Choose a word that you’ve partially recognised – but you’re never quite sure of its meaning, e.g. from the unusual words that one glosses over when reading a book or article. Try not to pick one that’s so obscure that no one has ever heard of it. Pick a word that people can easily weave into their talk. Adjectives and adverbs are more adaptable than nouns or verbs, but feel free to select your own special word. If you know the theme for the meeting, this might help inspire your word selection.
Typically, the Linguist will have the Word of the Day written or printed out to use as a visual aid and displayed during the meeting. You could also include its part of speech (adjective, adverb, noun, etc.) and a brief definition. Consider where and how you’ll display it (or indeed them, if using more than one) as a reminder to the audience or speaker on stage.

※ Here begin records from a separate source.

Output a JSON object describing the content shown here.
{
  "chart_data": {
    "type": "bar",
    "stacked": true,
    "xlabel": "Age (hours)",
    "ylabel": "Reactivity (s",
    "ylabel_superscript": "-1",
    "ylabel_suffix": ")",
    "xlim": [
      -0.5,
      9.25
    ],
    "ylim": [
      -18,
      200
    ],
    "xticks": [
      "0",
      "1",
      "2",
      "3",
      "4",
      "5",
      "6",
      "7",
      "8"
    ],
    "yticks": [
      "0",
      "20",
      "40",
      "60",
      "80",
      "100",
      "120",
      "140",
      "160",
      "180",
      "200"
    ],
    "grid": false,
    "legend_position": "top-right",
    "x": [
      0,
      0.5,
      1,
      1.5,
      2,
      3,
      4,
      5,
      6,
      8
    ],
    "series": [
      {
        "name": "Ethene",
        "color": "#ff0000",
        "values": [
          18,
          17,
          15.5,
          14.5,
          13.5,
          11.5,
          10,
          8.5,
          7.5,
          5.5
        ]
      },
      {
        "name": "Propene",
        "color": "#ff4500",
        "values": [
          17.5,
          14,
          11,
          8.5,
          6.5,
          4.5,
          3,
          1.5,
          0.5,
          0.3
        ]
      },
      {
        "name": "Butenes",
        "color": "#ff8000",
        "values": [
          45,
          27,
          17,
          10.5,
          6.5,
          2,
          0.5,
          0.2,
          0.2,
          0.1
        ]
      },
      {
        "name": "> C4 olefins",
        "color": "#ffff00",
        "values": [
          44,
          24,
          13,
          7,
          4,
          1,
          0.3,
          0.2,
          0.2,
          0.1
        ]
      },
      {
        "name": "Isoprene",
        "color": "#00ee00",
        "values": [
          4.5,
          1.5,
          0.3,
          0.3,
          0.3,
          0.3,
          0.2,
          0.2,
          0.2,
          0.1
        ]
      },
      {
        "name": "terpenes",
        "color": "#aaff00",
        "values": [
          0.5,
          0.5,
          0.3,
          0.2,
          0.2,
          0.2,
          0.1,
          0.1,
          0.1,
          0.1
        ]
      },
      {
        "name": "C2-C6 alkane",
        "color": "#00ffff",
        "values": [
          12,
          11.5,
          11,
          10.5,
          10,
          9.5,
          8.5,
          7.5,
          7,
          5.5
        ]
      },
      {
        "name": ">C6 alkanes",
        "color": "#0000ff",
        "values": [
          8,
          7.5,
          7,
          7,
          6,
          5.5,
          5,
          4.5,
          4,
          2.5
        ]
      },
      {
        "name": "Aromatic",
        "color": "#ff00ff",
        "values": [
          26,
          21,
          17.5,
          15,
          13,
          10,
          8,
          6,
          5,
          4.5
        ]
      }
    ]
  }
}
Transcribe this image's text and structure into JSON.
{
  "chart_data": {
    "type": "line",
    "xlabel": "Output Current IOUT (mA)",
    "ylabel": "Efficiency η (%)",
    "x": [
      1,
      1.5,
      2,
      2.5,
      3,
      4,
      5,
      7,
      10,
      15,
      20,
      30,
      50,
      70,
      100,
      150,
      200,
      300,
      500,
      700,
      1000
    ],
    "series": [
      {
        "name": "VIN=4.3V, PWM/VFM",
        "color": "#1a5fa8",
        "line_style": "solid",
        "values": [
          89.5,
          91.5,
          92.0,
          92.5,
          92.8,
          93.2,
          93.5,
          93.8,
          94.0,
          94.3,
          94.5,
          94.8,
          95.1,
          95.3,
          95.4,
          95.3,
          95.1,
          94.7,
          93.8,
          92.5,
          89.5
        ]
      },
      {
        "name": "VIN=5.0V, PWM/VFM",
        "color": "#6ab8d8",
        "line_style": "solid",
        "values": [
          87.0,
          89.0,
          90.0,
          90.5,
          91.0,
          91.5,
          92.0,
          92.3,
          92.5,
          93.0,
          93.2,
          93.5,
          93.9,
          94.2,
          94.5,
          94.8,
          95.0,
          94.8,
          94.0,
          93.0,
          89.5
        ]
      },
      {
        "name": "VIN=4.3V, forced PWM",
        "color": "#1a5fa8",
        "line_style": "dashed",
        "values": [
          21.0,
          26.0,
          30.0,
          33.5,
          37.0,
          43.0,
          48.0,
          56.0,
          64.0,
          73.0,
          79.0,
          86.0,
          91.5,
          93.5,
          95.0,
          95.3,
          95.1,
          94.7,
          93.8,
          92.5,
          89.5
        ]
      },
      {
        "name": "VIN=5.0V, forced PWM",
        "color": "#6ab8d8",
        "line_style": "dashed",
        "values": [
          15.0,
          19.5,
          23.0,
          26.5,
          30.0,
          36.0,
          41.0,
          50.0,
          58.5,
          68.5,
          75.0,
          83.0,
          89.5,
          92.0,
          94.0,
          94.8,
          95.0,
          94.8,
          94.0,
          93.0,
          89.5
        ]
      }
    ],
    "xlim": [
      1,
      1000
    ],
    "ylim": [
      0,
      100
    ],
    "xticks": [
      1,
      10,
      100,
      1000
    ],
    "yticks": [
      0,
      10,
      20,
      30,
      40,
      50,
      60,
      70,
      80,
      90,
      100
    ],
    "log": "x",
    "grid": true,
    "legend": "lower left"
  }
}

Rhetorical Device of the Day
As an alternative to the Word of the Day you might want to give the challenge of a Rhetorical Device of the Day.
Choose a device encountered in your research that you found interesting. Try to pick a device that is adaptable and that you can explain clearly during your introduction.
On the Day
Before the meeting
• Arrive at 6:45AM!
During the meeting
Introducing Your Role
You’ll be called upon to describe your role and explain what you do. You typically have a minute and a half for this. You might want to:
- Explain the purpose of your role and why it is important.
- If using a Word of the Day pronounce the word clearly. Provide its definition and, perhaps, give an example of the word in a phrase or sentence.
- If using a Rhetorical Device of the Day, clearly describe how it is used, with examples and explain its effects.
- Explain that you will report back towards the end of the meeting.
- Expand – it’s a speech after all. Make it fun, philosophical, or something else!
- Place your Word of the Day in a clear location (or locations)
Presenting Your Feedback
- After the final Speech Evaluator you will have three minutes to present the interesting uses of language that you have noted.
- Feel free to be selective with what you report – you don’t need to comment on everyone on the agenda. Exploring fewer examples in more depth is more rewarding for an audience than lots of examples with no commentary.
- Be sure to recognise how each element supported and reinforced what the speaker had to say. Avoid simply listing words and phrases and saying that they were “good” – analyse their impact – why did they work? How did they work?